Die Gehwege sind sauber und die Menschen meist weiß. Ab und an sieht man das markante Gesicht eines Aboriginals. Diese krasse Gegenüberstellung von ursprünglicher Lebensart und kolonialisierter empfinde ich als sehr frappierend. Allerdings ist das auch gerade gut. Man erkennt deutlich wie die Lage ist und wo die Loyalitäten der Gesellschaft liegen. Wie in Amerika sieht man hier Wahlplakate mit Sprüchen wie „Australia first“, heraus posaunt von einem alten, weißen Mann. Hier wird klar getrennt zwischen Immigrant, Aussi und Aboriginal. Zumindest sind das die Unterscheidungen, die mir sofort ins Auge fallen.
Es gibt einige Sachen, die mir auffallen. Ich bin es nicht mehr gewohnt, weiße Obdachlose zu sehen und ich weiß für die ersten Tage kaum, wie ich damit umgehen soll. Außerdem schockieren mich die in Massen um den Hafen joggenden Renngruppen. Es gibt jeweils einen Anführer, der seine Route mit den anderen Gruppen koordiniert hat. Ihm folgen ungefähr zwanzig fitte, junge, arbeitende Menschen. Die Frauen in engen Sportklamotten und mit wippenden Pferdeschwänzen und die Männer mit farbigen Shorts und T-Shirts, die eng genug sind, um die Armmuskeln zu betonen, aber weit genug, um den Bauchansatz zu verstecken. Das Aquarium, an dem sie vorbei laufen, wirbt mit gleich drei großen Popdiven: Adele, Pink und Taylor. Adele klebt an einer in das Aquarium hinein führenden Wand, Pink sitzt auf einem Trapez im Eingangsbereich und Taylor klebt an der Außenwand. Alle drei haben den gleichen Bodymassindex, zumindest in ihren Reproduktionen. Man hätte sich nicht drei unterschiedlichere Damen heraussuchen können und mir schwant sofort, hier läuft etwas gehörig verkehrt. Auf allen Plakaten, die mir ins Auge stechen, steht irgendetwas über health & fintess und mir kommt die Galle hoch.

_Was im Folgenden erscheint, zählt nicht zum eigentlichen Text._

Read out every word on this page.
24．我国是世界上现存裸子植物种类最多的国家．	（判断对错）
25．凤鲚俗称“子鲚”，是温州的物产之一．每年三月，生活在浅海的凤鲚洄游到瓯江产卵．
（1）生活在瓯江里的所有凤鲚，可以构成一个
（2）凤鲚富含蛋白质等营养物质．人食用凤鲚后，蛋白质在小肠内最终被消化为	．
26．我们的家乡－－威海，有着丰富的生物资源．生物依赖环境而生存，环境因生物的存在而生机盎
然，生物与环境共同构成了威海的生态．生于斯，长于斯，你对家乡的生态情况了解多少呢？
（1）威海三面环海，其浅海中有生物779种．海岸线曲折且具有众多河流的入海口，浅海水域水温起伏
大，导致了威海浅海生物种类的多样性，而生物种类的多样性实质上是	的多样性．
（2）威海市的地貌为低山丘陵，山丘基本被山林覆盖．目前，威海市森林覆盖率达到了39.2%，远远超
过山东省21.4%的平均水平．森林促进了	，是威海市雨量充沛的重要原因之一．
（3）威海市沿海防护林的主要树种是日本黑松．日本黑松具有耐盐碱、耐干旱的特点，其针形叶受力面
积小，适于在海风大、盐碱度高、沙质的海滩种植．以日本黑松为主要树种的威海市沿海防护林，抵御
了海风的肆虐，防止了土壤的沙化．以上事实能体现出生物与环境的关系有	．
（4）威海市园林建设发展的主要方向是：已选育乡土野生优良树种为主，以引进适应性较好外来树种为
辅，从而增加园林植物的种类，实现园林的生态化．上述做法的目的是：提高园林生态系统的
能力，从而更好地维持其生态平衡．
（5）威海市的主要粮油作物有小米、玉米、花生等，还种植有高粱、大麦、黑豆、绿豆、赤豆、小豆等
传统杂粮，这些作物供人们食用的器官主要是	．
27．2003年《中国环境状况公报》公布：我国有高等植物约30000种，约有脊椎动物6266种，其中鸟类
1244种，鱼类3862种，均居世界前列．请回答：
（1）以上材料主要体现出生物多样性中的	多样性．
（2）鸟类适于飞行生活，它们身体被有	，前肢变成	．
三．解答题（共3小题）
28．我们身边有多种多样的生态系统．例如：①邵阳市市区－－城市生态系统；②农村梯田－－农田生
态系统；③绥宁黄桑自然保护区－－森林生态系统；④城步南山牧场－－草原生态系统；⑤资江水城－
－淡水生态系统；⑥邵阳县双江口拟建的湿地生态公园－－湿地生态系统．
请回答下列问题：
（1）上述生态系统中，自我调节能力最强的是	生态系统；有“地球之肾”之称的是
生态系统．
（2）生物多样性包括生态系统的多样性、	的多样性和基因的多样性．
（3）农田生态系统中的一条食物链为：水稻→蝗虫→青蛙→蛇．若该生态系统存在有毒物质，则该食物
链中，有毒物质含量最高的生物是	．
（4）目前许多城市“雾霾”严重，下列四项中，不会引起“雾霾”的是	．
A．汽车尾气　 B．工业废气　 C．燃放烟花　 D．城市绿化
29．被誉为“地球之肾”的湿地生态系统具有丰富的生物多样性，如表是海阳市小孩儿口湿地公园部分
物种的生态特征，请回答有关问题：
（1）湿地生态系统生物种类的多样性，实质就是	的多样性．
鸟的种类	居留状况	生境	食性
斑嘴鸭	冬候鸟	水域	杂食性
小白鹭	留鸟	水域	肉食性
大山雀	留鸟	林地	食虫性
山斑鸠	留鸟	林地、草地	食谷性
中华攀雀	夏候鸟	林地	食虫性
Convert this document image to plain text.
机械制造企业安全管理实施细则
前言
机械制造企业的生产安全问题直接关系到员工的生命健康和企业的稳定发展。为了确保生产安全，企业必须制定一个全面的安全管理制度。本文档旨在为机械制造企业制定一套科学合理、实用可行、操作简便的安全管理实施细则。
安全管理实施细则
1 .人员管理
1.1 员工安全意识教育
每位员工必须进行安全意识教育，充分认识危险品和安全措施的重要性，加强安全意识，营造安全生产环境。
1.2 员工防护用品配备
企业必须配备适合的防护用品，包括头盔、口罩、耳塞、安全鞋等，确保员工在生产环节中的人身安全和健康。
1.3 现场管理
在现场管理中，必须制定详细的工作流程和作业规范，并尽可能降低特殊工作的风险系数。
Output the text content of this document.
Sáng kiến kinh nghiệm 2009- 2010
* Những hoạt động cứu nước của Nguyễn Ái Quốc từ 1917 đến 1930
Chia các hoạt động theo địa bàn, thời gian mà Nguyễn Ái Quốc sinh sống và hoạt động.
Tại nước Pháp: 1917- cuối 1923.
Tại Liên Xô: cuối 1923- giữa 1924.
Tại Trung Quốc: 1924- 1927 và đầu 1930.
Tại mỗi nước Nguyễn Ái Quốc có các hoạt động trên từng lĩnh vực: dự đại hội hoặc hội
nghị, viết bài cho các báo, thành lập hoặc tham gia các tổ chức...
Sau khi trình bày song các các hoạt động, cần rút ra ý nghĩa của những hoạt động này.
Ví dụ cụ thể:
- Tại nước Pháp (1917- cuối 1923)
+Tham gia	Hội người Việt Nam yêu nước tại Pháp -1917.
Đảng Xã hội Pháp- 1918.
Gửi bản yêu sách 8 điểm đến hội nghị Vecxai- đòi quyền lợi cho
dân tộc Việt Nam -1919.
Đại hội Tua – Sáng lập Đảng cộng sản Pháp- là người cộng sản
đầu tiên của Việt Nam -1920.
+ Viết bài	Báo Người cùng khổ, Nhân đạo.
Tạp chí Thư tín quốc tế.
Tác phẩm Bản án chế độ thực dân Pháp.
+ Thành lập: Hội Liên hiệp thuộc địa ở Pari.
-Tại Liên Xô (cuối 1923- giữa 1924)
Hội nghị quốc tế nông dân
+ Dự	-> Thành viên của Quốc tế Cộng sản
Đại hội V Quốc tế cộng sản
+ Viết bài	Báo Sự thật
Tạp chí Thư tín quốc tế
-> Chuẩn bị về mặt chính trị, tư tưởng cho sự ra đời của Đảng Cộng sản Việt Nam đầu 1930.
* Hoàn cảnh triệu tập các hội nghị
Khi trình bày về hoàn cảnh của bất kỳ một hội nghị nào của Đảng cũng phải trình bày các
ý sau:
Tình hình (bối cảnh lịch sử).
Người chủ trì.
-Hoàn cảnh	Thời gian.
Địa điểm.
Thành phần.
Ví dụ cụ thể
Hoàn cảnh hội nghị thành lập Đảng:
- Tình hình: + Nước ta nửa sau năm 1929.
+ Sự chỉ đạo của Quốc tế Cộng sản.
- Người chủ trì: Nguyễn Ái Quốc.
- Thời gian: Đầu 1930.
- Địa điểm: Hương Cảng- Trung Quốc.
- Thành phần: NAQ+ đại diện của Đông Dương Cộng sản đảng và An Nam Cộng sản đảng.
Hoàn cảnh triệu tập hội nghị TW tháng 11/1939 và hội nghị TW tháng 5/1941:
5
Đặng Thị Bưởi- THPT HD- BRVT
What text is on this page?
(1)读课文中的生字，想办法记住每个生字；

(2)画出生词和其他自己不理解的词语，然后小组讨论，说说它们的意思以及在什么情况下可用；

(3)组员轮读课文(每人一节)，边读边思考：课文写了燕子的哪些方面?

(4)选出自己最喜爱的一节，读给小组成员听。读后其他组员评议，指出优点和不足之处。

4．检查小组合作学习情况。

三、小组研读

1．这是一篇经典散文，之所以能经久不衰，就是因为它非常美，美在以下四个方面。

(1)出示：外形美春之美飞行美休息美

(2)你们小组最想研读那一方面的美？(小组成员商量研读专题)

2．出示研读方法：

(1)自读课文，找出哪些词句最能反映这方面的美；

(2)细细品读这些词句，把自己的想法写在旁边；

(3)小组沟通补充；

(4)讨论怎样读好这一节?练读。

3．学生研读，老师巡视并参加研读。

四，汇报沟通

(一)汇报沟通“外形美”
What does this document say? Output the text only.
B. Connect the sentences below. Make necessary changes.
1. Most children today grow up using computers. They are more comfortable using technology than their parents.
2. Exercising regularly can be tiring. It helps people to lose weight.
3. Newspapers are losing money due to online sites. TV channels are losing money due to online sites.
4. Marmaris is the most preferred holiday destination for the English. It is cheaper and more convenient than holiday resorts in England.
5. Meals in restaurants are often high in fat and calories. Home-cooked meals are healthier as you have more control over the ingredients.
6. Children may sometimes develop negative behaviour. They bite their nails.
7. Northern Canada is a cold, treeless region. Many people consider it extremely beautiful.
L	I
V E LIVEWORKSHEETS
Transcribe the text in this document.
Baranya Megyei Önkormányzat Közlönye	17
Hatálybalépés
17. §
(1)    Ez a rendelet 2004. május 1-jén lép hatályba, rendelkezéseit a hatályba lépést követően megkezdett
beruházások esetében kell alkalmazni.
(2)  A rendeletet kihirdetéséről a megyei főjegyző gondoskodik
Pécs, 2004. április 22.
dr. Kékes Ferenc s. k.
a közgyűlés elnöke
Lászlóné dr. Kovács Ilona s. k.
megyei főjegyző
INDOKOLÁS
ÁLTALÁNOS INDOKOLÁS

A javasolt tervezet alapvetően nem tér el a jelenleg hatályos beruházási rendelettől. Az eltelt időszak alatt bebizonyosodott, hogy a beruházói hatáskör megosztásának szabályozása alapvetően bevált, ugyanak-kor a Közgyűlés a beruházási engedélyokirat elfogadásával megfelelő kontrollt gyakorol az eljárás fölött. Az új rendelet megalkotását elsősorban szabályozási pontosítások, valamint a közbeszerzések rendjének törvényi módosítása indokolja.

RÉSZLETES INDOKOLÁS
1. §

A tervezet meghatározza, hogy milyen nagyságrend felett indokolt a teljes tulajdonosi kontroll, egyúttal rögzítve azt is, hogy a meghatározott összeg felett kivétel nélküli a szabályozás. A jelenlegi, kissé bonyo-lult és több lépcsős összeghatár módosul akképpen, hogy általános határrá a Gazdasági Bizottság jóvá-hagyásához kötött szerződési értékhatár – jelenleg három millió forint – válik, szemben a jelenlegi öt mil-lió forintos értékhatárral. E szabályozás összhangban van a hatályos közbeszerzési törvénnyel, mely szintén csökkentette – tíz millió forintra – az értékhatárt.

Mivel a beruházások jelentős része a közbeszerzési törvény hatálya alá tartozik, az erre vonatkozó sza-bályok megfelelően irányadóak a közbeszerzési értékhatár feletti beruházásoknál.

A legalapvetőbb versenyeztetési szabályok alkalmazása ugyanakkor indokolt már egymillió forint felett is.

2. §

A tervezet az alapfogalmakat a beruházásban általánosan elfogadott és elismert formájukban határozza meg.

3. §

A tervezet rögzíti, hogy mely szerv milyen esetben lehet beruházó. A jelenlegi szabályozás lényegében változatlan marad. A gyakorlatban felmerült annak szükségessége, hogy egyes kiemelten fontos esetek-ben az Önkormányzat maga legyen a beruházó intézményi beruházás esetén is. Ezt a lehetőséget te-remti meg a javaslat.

Sydney ist ziemlich in your face mit dem Lifestyle, den man hier für richtig hält. Allerdings weiß ich auch aus den wenigen Fernsehserien, die bis zu uns nach Deutschland herüberschwappen, dass was auf der Straße ziemlich schwarz-weiß wirkt, in der Realität eingraut. Ich bin gespannt, wie lange ich dass alles noch sehen werde und ab wann ich so in meinen eigenen Bahnen schwimme, dass ich es herausfiltern kann. In anderen Worten, wann wird mich mein neuer Alltag einholen?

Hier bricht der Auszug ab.